Interactions between Adsorbed Hydrogenated Soy Phosphatidylcholine (HSPC) Vesicles at Physiologically High Pressures and Salt Concentrations

• Published in: Biophysical journal Vol. 100; no. 10; pp. 2403 - 2411
• Main Authors: Goldberg, Ronit, Schroeder, Avi, Barenholz, Yechezkel, Klein, Jacob
• Format: Journal Article
• Language: English
• Published: United States Elsevier Inc 18.05.2011; Biophysical Society; The Biophysical Society
• Subjects: Adsorption - drug effects; Biomechanical Phenomena - drug effects; Biophysics; Cryoelectron Microscopy; electron microscopy; friction; Lipids; Membrane; Nitrates - pharmacology; phosphatidylcholines; Phosphatidylcholines - chemistry; Physiology; Pressure; Salt; salt concentration; Scanning electron microscopy; sodium nitrate; Stress, Mechanical; Surface Properties - drug effects; Unilamellar Liposomes - chemistry
• ISSN: 0006-3495; 1542-0086
• DOI: 10.1016/j.bpj.2011.03.061

Using a surface force balance, we measured normal and shear interactions as a function of surface separation between layers of hydrogenated soy phosphatidylcholine (HSPC) small unilamellar vesicles (SUVs) adsorbed from dispersion at physiologically high salt concentrations (0.15 M NaNO3).

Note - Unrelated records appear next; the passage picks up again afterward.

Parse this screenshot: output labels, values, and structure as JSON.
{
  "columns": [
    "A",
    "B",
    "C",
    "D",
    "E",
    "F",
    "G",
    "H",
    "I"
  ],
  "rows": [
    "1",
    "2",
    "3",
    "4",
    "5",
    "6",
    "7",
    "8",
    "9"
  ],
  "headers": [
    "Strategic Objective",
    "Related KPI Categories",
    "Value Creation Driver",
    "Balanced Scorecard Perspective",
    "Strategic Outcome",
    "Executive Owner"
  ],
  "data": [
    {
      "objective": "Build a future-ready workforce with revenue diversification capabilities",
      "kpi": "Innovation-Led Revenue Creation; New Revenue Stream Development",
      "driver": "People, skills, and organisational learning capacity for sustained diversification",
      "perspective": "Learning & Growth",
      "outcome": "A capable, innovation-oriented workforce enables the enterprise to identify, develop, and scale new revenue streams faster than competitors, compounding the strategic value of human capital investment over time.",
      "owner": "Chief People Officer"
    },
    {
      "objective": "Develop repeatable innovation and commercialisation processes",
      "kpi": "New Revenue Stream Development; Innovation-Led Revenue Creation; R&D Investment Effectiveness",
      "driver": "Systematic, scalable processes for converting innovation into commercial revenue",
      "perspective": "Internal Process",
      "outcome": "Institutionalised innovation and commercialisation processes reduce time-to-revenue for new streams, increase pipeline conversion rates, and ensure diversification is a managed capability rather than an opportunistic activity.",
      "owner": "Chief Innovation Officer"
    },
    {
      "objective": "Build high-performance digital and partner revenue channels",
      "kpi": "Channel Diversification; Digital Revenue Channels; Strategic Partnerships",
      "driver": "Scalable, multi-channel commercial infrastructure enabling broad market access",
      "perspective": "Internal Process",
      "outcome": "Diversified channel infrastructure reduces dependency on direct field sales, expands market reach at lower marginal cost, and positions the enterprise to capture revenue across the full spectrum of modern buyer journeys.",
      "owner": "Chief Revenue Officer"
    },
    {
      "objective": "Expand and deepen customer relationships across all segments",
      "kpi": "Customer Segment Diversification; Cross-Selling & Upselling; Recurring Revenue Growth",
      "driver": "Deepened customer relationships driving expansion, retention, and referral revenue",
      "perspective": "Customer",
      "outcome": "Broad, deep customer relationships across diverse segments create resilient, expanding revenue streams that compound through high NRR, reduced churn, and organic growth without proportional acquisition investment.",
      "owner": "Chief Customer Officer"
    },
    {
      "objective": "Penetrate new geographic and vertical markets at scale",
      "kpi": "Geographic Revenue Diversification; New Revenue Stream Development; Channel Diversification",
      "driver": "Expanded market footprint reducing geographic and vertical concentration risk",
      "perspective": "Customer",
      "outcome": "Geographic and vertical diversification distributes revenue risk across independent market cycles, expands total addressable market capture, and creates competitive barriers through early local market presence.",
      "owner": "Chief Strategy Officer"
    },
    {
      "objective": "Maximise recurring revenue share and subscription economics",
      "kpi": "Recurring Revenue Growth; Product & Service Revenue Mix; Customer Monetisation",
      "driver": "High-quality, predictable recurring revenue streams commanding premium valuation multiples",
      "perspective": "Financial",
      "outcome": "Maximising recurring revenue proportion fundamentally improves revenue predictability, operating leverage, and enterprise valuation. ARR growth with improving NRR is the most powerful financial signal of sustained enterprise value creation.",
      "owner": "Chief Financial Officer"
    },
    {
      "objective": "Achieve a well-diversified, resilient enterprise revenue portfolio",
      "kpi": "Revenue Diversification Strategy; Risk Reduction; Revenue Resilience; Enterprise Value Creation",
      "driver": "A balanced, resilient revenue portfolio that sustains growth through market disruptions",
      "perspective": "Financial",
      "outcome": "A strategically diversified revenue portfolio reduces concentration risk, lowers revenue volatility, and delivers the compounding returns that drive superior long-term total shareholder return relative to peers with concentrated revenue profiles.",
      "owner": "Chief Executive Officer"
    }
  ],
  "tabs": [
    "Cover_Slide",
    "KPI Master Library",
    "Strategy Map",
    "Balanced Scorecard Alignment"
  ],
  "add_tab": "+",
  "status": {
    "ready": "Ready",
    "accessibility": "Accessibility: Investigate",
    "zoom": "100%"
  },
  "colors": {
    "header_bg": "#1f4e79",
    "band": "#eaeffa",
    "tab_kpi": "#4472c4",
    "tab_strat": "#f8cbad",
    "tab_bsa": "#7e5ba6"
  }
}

Cryo-scanning electron microscopy shows that each surface is coated by a close-packed HSPC-SUV layer with an overlayer of liposomes on top. A clear attractive interaction between the liposome layers is seen upon approach and separation, followed by a steric repulsion upon further compression. The shear forces reveal low friction coefficients (μ = 0.008–0.0006) up to contact pressures of at least 6 MPa, comparable to those observed in the major joints. The spread in μ-values may be qualitatively accounted for by different local liposome structure at different contact points, suggesting that the intrinsic friction of the HSPC-SUV layers at this salt concentration is closer to the lower limit (μ = ∼0.0006). This low friction is attributed to the hydration lubrication mechanism arising from rubbing of the hydrated phosphocholine-headgroup layers exposed at the outer surface of each liposome, and provides support for the conjecture that phospholipids may play a significant role in biological lubrication.